In multi-user MIMO systems, one main challenge is the increased complexity and energy consumption of the signal processing to mitigate the interferences between multiple co-channel users. To achieve energy efficient transmission, the multi-user MIMO system with very large antenna arrays at each base station (known as “massive MIMO” system) has been advocated by the authors of T. L. Marzetta. (2010) recently. The key result shown by T. L. Marzetta. (2010) and H. Q. Ngo, E. G. Larsson. (2013) is that, with very large antenna arrays at each base station, both the intracell and intercell interferences can be substantially reduced with simple linear beamforming (BF) processing.

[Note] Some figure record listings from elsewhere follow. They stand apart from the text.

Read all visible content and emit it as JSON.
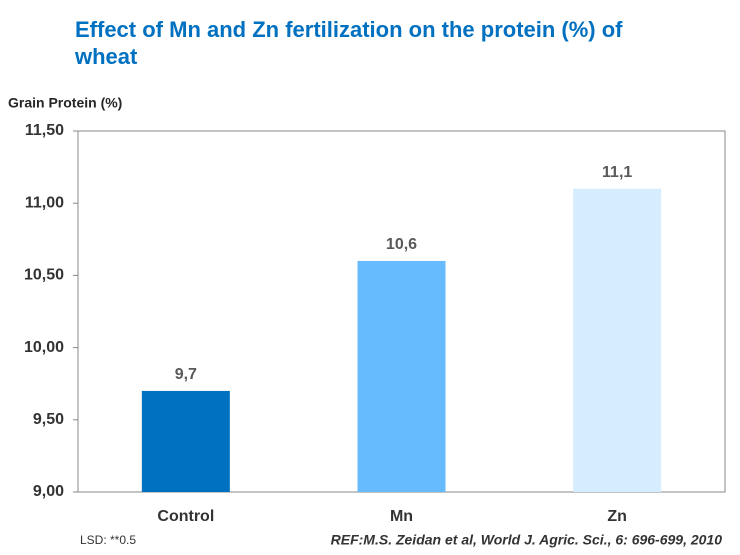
{
  "chart_data": {
    "type": "bar",
    "title": "Effect of Mn and Zn fertilization on the protein (%) of wheat",
    "y_label": "Grain Protein (%)",
    "categories": [
      "Control",
      "Mn",
      "Zn"
    ],
    "values": [
      9.7,
      10.6,
      11.1
    ],
    "value_labels": [
      "9,7",
      "10,6",
      "11,1"
    ],
    "colors": [
      "#0070c0",
      "#66bbff",
      "#d6ecff"
    ],
    "ylim": [
      9.0,
      11.5
    ],
    "yticks": [
      {
        "value": 9.0,
        "label": "9,00"
      },
      {
        "value": 9.5,
        "label": "9,50"
      },
      {
        "value": 10.0,
        "label": "10,00"
      },
      {
        "value": 10.5,
        "label": "10,50"
      },
      {
        "value": 11.0,
        "label": "11,00"
      },
      {
        "value": 11.5,
        "label": "11,50"
      }
    ],
    "footnote": "LSD: **0.5",
    "reference": "REF:M.S. Zeidan et al, World J. Agric. Sci., 6: 696-699, 2010"
  }
}
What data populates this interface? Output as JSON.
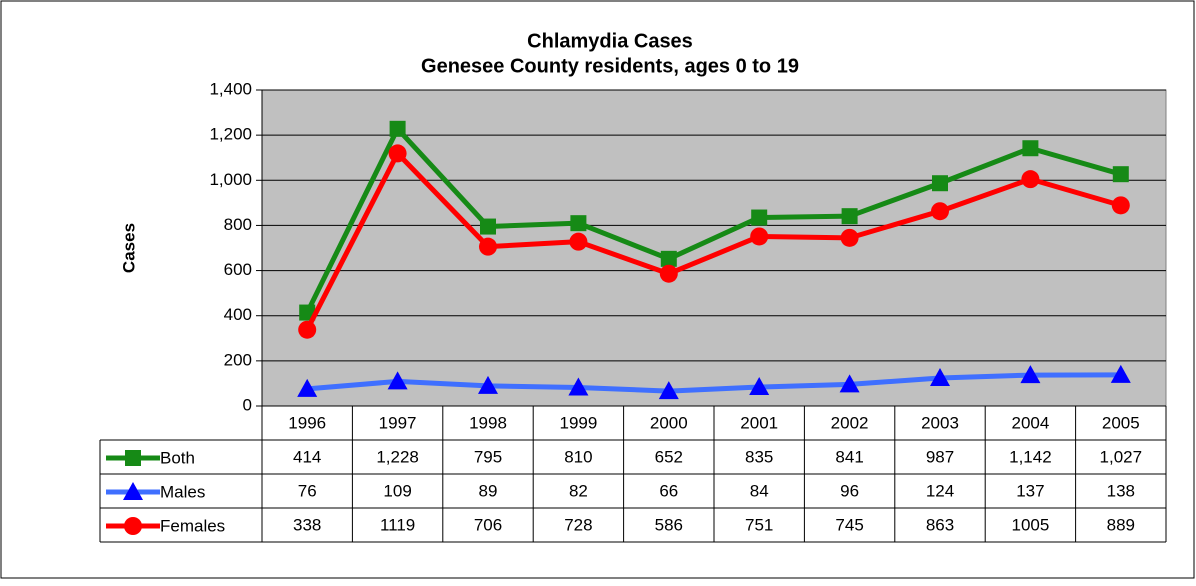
{
  "chart_data": {
    "type": "line",
    "title": "Chlamydia Cases",
    "subtitle": "Genesee County residents, ages 0 to 19",
    "y_label": "Cases",
    "categories": [
      "1996",
      "1997",
      "1998",
      "1999",
      "2000",
      "2001",
      "2002",
      "2003",
      "2004",
      "2005"
    ],
    "series": [
      {
        "name": "Both",
        "color": "#168a16",
        "marker": "square",
        "values": [
          414,
          1228,
          795,
          810,
          652,
          835,
          841,
          987,
          1142,
          1027
        ],
        "value_labels": [
          "414",
          "1,228",
          "795",
          "810",
          "652",
          "835",
          "841",
          "987",
          "1,142",
          "1,027"
        ]
      },
      {
        "name": "Males",
        "color": "#3f6fff",
        "marker": "triangle",
        "values": [
          76,
          109,
          89,
          82,
          66,
          84,
          96,
          124,
          137,
          138
        ]
      },
      {
        "name": "Females",
        "color": "#ff0000",
        "marker": "circle",
        "values": [
          338,
          1119,
          706,
          728,
          586,
          751,
          745,
          863,
          1005,
          889
        ]
      }
    ],
    "ylim": [
      0,
      1400
    ],
    "yticks": [
      0,
      200,
      400,
      600,
      800,
      {
        "value": 1000,
        "label": "1,000"
      },
      {
        "value": 1200,
        "label": "1,200"
      },
      {
        "value": 1400,
        "label": "1,400"
      }
    ],
    "grid": true,
    "plot_background": "#c0c0c0",
    "data_table": true
  }
}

On the other hand, full-duplex relaying (FDR) is a promising approach to improve the spectral efficiency (SE) of relaying network while retains the merits of half-duplex relaying (HDR). In FDR, it is shown in D. Bharadia, E. McMilin. (2013) that the relay transmits and receives simultaneously at the same frequency and time, but at the cost of a strong echo interference (EI) due to signal leakage between the relay output and input. To mitigate EI, three approaches have been investigated, i.e.:

  • 1.

    Passive cancellation,

  • 2.

    Time-domain cancellation by D. Bharadia, E. McMilin. (2013), and

  • 3.

    Spatial suppression by H. A. Suraweera, I. Krikidis. (2014) and C. Y. A. Shang, P. J. Smith. (2014).

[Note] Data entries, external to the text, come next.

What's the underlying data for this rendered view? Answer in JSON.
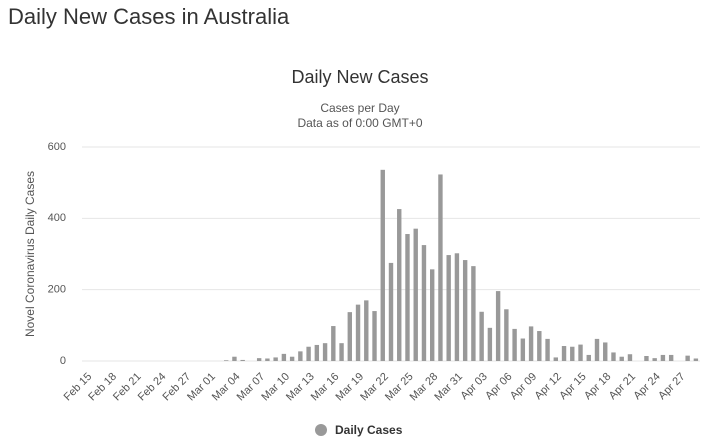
{
  "page_title": "Daily New Cases in Australia",
  "chart_data": {
    "type": "bar",
    "title": "Daily New Cases",
    "subtitle": [
      "Cases per Day",
      "Data as of 0:00 GMT+0"
    ],
    "y_label": "Novel Coronavirus Daily Cases",
    "categories": [
      "Feb 15",
      null,
      null,
      "Feb 18",
      null,
      null,
      "Feb 21",
      null,
      null,
      "Feb 24",
      null,
      null,
      "Feb 27",
      null,
      null,
      "Mar 01",
      null,
      null,
      "Mar 04",
      null,
      null,
      "Mar 07",
      null,
      null,
      "Mar 10",
      null,
      null,
      "Mar 13",
      null,
      null,
      "Mar 16",
      null,
      null,
      "Mar 19",
      null,
      null,
      "Mar 22",
      null,
      null,
      "Mar 25",
      null,
      null,
      "Mar 28",
      null,
      null,
      "Mar 31",
      null,
      null,
      "Apr 03",
      null,
      null,
      "Apr 06",
      null,
      null,
      "Apr 09",
      null,
      null,
      "Apr 12",
      null,
      null,
      "Apr 15",
      null,
      null,
      "Apr 18",
      null,
      null,
      "Apr 21",
      null,
      null,
      "Apr 24",
      null,
      null,
      "Apr 27",
      null,
      null
    ],
    "series": [
      {
        "name": "Daily Cases",
        "color": "#999999",
        "values": [
          0,
          0,
          0,
          0,
          0,
          0,
          0,
          0,
          0,
          0,
          0,
          0,
          0,
          0,
          0,
          0,
          0,
          2,
          12,
          3,
          0,
          8,
          7,
          10,
          20,
          12,
          27,
          40,
          45,
          50,
          98,
          50,
          137,
          158,
          170,
          140,
          536,
          275,
          426,
          356,
          371,
          325,
          257,
          523,
          297,
          302,
          283,
          266,
          138,
          93,
          196,
          145,
          90,
          63,
          97,
          84,
          62,
          10,
          42,
          40,
          46,
          17,
          62,
          52,
          24,
          12,
          19,
          0,
          14,
          8,
          17,
          17,
          0,
          15,
          7
        ]
      }
    ],
    "ylim": [
      0,
      600
    ],
    "yticks": [
      0,
      200,
      400,
      600
    ],
    "grid": true,
    "legend": "bottom"
  }
}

The passive cancellation relies on a combination of path loss, cross-polarization and antenna directionality. The time-domain cancellation is based on the fact that EI signal is known at full-duplex node. Thus, the authors in D. Bharadia, E. McMilin. (2013) shown that it can be regenerated and removed in time-domain. In spatial suppression, H. A. Suraweera, I. Krikidis. (2014) showed in their previous work that EI is mitigated with the multiple transmit/receive antennas by approaches such as null-space projection. Inspired by these works, a number of works have dedicated to the study of FDR protocol on both theory and testbed (See the works of D. Nguyen, L.-N. Tran. (2014) and A. Sabharwal, et al. (2014) and the references therein). To achieve spectral and energy efficient transmissions of multiple source-destination pairs, recent works of H. Cui, L. Song. (2014), H. A. Suraweera, N. Hien Quoc. (2013), H. Q. Ngo, H. A. Suraweerat. (2013), H. Q. Ngo, H. A. Suraweera. (2014) and X. Xia, W. Xie. (2015) sought to incorporate both HDR and FDR with massive MIMO.

However, the aforementioned works on massive MIMO are actually based on the assumption that the base stations or relays are equipped with a large number of high-quality transmit/receive radio frequency (RF) chains (which are expensive and power-hungry). In contrast to conventional MIMO system (e.g., at most 8 antennas in LTE system), the authors in E. G. Larsson, O. Edfors. (2014) showed in their work that massive MIMO must be built with low-cost components since the deploy cost and energy consumption of circuits will increase dramatically as the number of antennas grows very large. Such low-cost components are prone to hardware imperfections (e.g., phase noise, nonlinear power amplifier, I/Q imbalance, nonlinear low-noise amplifier and ADC impairments), which must be considered in the design of practical massive MIMO system.